Most are beneficial, helping to break down organic matter and release important nutrients in the soil. Admittedly, they don't make a lawn particularly pretty. Removing them by hand and keeping them mowed down while disposing of any debris that may contain any part of the fungi will eventually lead to their control if not complete elimination. Do not put lawn clippings containing spore in the compost pile if you wish to keep them out of your garden.
The different forms available for viewing here at My Garden Path are quite varied and interesting. Some people differentiate between "mushrooms" and "toadstools" with the former being edible and the latter being toxic. Distinctions are not that easy. Please do not eat any fungi without complete knowledge that the one you are eating is truly an edible variety. Please be careful to watch children playing in an area that has these fungi growing.
Mushrooms have had many uses throughout history. As food they provide dietary fiber, protein and some vitamins and minerals such as niacin, biotin, selenium and potassium. Dyes can be made from them to use on natural fiber textiles. Those fungi with psychdelic properties have been used in rituals by cultures around the world.
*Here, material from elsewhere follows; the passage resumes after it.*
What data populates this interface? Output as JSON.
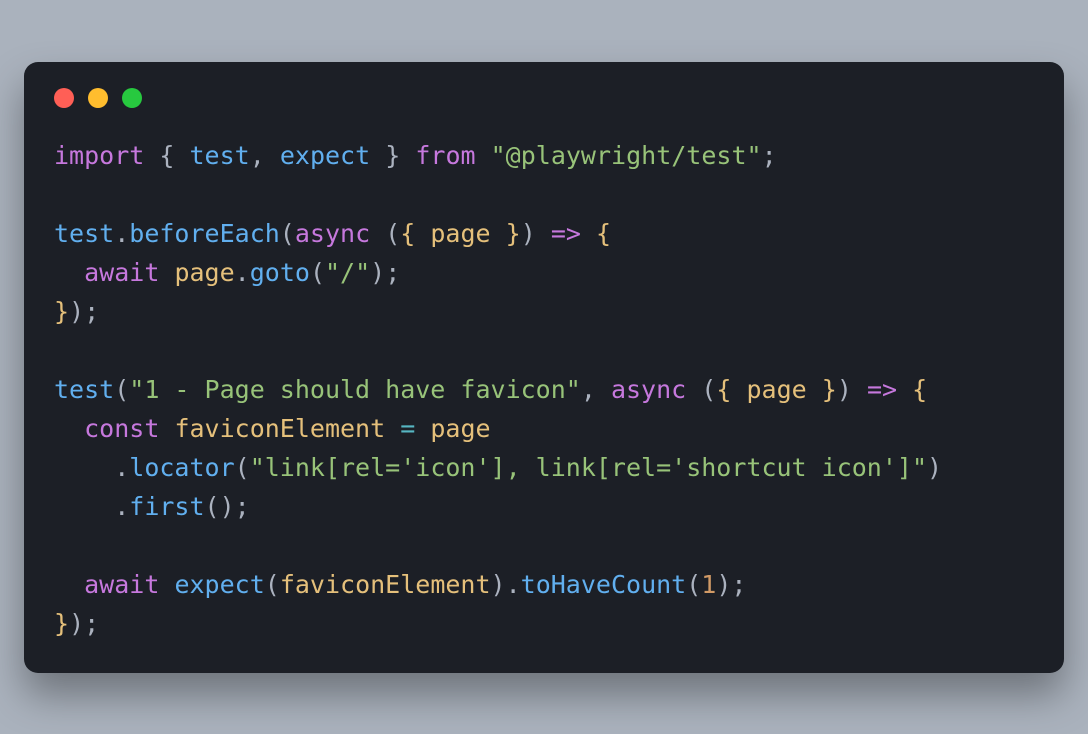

Medical science is researching properties in certain mushrooms such as the cholesterol lowering qualities of the oyster mushroom.
Here, in this garden, we are observing only. No eating, dying, ritualizing, or medical treatments will be done with the mushrooms growing here. They can be quite interesting to observe from the time they first pop up, through all the changes in form that occur, until they disintegrate and return to the soil.
Such lovely forms they take. Some stand in solitude. Others form small colonies. Different shapes and colors abound.
If mushrooms are spoiling the look of your lawn or garden, remove them carefully being sure to dispose of them in the trash. Do not compost them. But, if the mushrooms in your garden are not in a spot that detracts from its beauty, why not enjoy them? They will be a short-lived addition to your plantings and could be enriching your soil with the recycling of organic carbon.